Appl Environ Microbiol. 2018 Aug 1;84(16). doi: 10.1128/AEM.00859-18. Print 2018 Aug 15.
(group B [GBS]) causes disease in a wide range of animals. The serotype Ib lineage is highly adapted to aquatic hosts, exhibiting substantial genome reduction compared with terrestrial conspecifics. Here, we sequence genomes from 40 GBS isolates, including 25 isolates from wild fish and captive stingrays in Australia, six local veterinary or human clinical isolates, and nine isolates from farmed tilapia in Honduras, and compared them with 42 genomes from public databases. Phylogenetic analysis based on nonrecombinant core-genome single nucleotide polymorphisms (SNPs) indicated that aquatic serotype Ib isolates from Queensland were distantly related to local veterinary and human clinical isolates. In contrast, Australian aquatic isolates are most closely related to a tilapia isolate from Israel, differing by only 63 core-genome SNPs. A consensus minimum spanning tree based on core-genome SNPs indicates the dissemination of sequence type 261 (ST-261) from an ancestral tilapia strain, which is congruent with several introductions of tilapia into Australia from Israel during the 1970s and 1980s. Pangenome analysis identified 1,440 genes as core, with the majority being dispensable or strain specific, with non-protein-coding intergenic regions (IGRs) divided among core and strain-specific genes. Aquatic serotype Ib strains have lost many virulence factors during adaptation, but six adhesins were well conserved across the aquatic isolates and might be critical for virulence in fish and for targets in vaccine development. The close relationship among recent ST-261 isolates from Ghana, the United States, and China with the Israeli tilapia isolate from 1988 implicates the global trade in tilapia seed for aquaculture in the widespread dissemination of serotype Ib fish-adapted GBS. (GBS) is a significant pathogen of humans and animals. Some lineages have become adapted to particular hosts, and serotype Ib is highly specialized to fish. Here, we show that this lineage is likely to have been distributed widely by the global trade in tilapia for aquaculture, with probable introduction into Australia in the 1970s and subsequent dissemination in wild fish populations. We report here the variability in the polysaccharide capsule among this lineage but identify a cohort of common surface proteins that may be a focus of future vaccine development to reduce the biosecurity risk in international fish trade.

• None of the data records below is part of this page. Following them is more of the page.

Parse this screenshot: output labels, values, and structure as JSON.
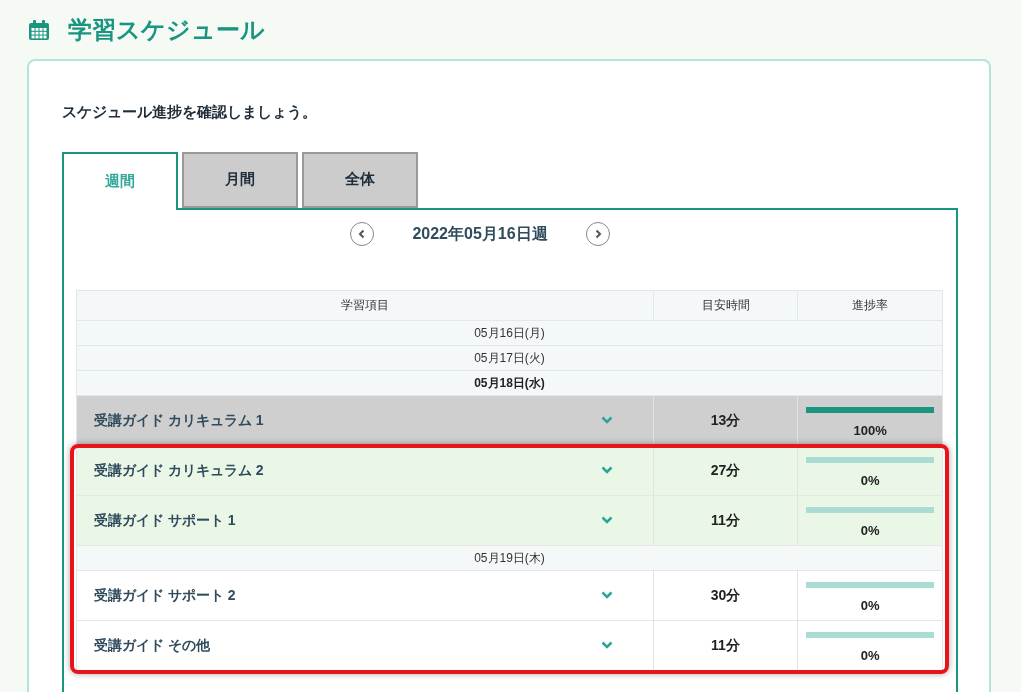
{
  "page": {
    "title": "学習スケジュール"
  },
  "intro": "スケジュール進捗を確認しましょう。",
  "tabs": [
    {
      "label": "週間",
      "selected": true
    },
    {
      "label": "月間",
      "selected": false
    },
    {
      "label": "全体",
      "selected": false
    }
  ],
  "week_nav": {
    "label": "2022年05月16日週"
  },
  "table": {
    "columns": [
      "学習項目",
      "目安時間",
      "進捗率"
    ],
    "rows": [
      {
        "kind": "date",
        "label": "05月16日(月)",
        "selected": false
      },
      {
        "kind": "date",
        "label": "05月17日(火)",
        "selected": false
      },
      {
        "kind": "date",
        "label": "05月18日(水)",
        "selected": true
      },
      {
        "kind": "item",
        "name": "受講ガイド カリキュラム 1",
        "time": "13分",
        "level": 1,
        "reading": "100%",
        "highlighted": false
      }
    ],
    "outlined_rows": [
      {
        "kind": "item",
        "name": "受講ガイド カリキュラム 2",
        "time": "27分",
        "level": 0,
        "reading": "0%",
        "highlighted": true
      },
      {
        "kind": "item",
        "name": "受講ガイド サポート 1",
        "time": "11分",
        "level": 0,
        "reading": "0%",
        "highlighted": true
      },
      {
        "kind": "date",
        "label": "05月19日(木)",
        "selected": false
      },
      {
        "kind": "item",
        "name": "受講ガイド サポート 2",
        "time": "30分",
        "level": 0,
        "reading": "0%",
        "highlighted": false
      },
      {
        "kind": "item",
        "name": "受講ガイド その他",
        "time": "11分",
        "level": 0,
        "reading": "0%",
        "highlighted": false
      }
    ]
  }
}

(GBS)可引起多种动物患病。血清型 Ib 谱系高度适应水生宿主,与陆生同系物相比,其基因组有实质性的减少。在这里,我们对来自澳大利亚野生鱼类和圈养黄貂鱼的 40 个 GBS 分离株,包括 25 个分离株、6 个当地兽医或人类临床分离株以及来自洪都拉斯养殖罗非鱼的 9 个分离株进行了测序,并将其与来自公共数据库的 42 个基因组进行了比较。基于非重组核心基因组单核苷酸多态性(SNP)的系统发育分析表明,昆士兰州的水生血清型 Ib 分离株与当地兽医和人类临床分离株关系较远。相比之下,澳大利亚的水生分离株与来自以色列的罗非鱼分离株最为密切相关,仅相差 63 个核心基因组 SNPs。基于核心基因组 SNPs 的共识最小生成树表明,261 型(ST-261)序列从一个祖先罗非鱼菌株中传播,这与 20 世纪 70 年代和 80 年代以色列向澳大利亚多次引入罗非鱼是一致的。泛基因组分析确定了 1440 个基因为核心基因,其中大多数是可有可无的或菌株特异性的,非蛋白编码基因间区(IGR)分为核心和菌株特异性基因。水生血清型 Ib 菌株在适应过程中丢失了许多毒力因子,但 6 种黏附素在水生分离株中得到了很好的保守,这可能对鱼类的毒力和疫苗开发的靶点至关重要。加纳、美国和中国的最近 ST-261 分离株与 1988 年来自以色列的罗非鱼分离株密切相关,这表明用于水产养殖的罗非鱼种子的全球贸易导致了血清型 Ib 鱼类适应性 GBS 的广泛传播。(GBS)是人类和动物的重要病原体。一些谱系已经适应了特定的宿主,而血清型 Ib 则高度特化于鱼类。在这里,我们表明,通过全球范围内的罗非鱼养殖贸易,这种谱系可能已经广泛传播,可能在 20 世纪 70 年代引入澳大利亚,并随后在野生鱼类种群中传播。我们报告了该谱系中多糖荚膜的变异性,但鉴定出了一组共同的表面蛋白,这可能是未来疫苗开发的重点,以降低国际鱼类贸易中的生物安全风险。